Loi de Finances 2026 au Maroc : ce qui change concrètement pour votre PME
IS, TVA, IR, contributions sociales, mesures sectorielles : lecture pratique de la Loi de Finances 2026 et des décisions à prendre immédiatement côté entreprise.

Chaque Loi de Finances marocaine apporte son lot d'ajustements. La LF 2026 confirme plusieurs tendances de fond — convergence des taux d'IS, élargissement de l'assiette TVA, durcissement du contrôle — tout en introduisant des mesures sectorielles à enjeu. Voici la lecture pratique pour un dirigeant de PME.
1. IS : suite de la trajectoire de convergence
Les taux d'IS poursuivent leur convergence vers une grille simplifiée. Pour les PME, l'enjeu est double : recalculer l'impact sur la rentabilité après impôt, et réviser la politique de distribution (dividendes vs réinvestissement) à la lumière de la nouvelle structure de taux.
2. TVA : élargissement de l'assiette et formalisation accrue
Plusieurs secteurs jusqu'ici partiellement hors champ basculent vers le régime de droit commun. Le contrôle des déductions se durcit, en particulier pour les prestations de services numériques transfrontalières. Une revue TVA post-LF est aujourd'hui un standard.
3. IR : ajustements sur les revenus et la fiscalité du dirigeant
Les barèmes et abattements évoluent. Pour les dirigeants, l'arbitrage rémunération / dividendes doit être recalculé, en tenant compte également de la cotisation sociale de solidarité et des dispositifs spécifiques pour les revenus mobiliers.
4. Renforcement du contrôle et de la digitalisation
La DGI poursuit la digitalisation des procédures : déclarations dématérialisées étendues, recoupement automatique avec la CNSS via Damancom, échanges accrus avec les administrations partenaires. Le coût d'une non-conformité augmente mécaniquement.
5. Mesures sectorielles à surveiller
- Investissement industriel : prolongation et ajustement des incitations issues de la Charte de l'investissement.
- Tourisme et immobilier : revue des régimes spécifiques.
- Économie numérique : encadrement fiscal des activités digitales.
- Export : maintien des dispositifs de soutien, sous conditions formalisées.
6. Les décisions à prendre dans les 90 prochains jours
- Recalculer la rentabilité après impôt sur la base des nouveaux taux d'IS.
- Réviser la politique de distribution et d'arbitrage rémunération du dirigeant.

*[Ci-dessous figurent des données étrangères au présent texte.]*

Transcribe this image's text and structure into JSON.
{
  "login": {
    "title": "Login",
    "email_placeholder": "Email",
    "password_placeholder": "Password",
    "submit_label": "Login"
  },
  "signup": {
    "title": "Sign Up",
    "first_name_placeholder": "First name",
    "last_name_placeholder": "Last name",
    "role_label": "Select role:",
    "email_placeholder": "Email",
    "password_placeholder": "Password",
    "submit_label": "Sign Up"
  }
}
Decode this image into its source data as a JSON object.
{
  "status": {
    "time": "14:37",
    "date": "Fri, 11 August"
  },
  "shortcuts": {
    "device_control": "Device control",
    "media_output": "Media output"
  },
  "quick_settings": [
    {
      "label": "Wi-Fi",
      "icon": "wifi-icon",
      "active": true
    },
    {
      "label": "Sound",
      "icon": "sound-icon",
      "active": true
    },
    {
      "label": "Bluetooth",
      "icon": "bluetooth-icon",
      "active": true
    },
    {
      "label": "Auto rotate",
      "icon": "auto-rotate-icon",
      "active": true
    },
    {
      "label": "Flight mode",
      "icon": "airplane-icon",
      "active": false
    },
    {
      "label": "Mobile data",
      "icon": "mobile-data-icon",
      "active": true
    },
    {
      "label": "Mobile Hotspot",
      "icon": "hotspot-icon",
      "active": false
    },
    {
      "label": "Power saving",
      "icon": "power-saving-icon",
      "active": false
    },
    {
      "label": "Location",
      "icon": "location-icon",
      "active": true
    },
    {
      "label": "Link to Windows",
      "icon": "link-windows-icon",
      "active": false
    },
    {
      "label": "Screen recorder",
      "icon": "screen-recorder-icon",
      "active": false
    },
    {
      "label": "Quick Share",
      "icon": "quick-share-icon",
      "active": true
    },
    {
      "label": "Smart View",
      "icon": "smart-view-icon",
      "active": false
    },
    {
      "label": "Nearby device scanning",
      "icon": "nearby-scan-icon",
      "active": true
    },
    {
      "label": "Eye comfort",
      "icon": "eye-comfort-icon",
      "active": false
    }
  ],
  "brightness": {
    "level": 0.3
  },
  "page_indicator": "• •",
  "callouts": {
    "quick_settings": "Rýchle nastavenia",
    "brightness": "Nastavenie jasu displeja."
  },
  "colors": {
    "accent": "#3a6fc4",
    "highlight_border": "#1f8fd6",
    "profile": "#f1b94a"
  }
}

- Auditer les zones de risque TVA en fonction des nouvelles règles d'assiette.
- Mettre à jour les processus de conformité (CNSS, Damancom, IR/salaires).
- Réévaluer l'opportunité d'éligibilité aux régimes incitatifs (Charte, zones, CFC).
Conclusion
La LF 2026 confirme qu'au Maroc, la fiscalité d'entreprise se gère désormais en continu, pas une fois par an au moment du bilan. Un point annuel post-Loi de Finances avec son conseil fiscal n'est plus une option : c'est un standard de pilotage.
Questions fréquentes
FAQ
- Quand la Loi de Finances marocaine est-elle applicable ?
- La Loi de Finances est généralement applicable à compter du 1er janvier de l'année concernée, sauf dispositions spécifiques précisant une autre date d'entrée en vigueur.
- Comment se tenir à jour des évolutions fiscales au Maroc ?
- Via les publications de la DGI, le suivi des notes circulaires et un point régulier avec son conseil fiscal. Une réunion annuelle post-LF permet de cadrer les arbitrages de l'exercice.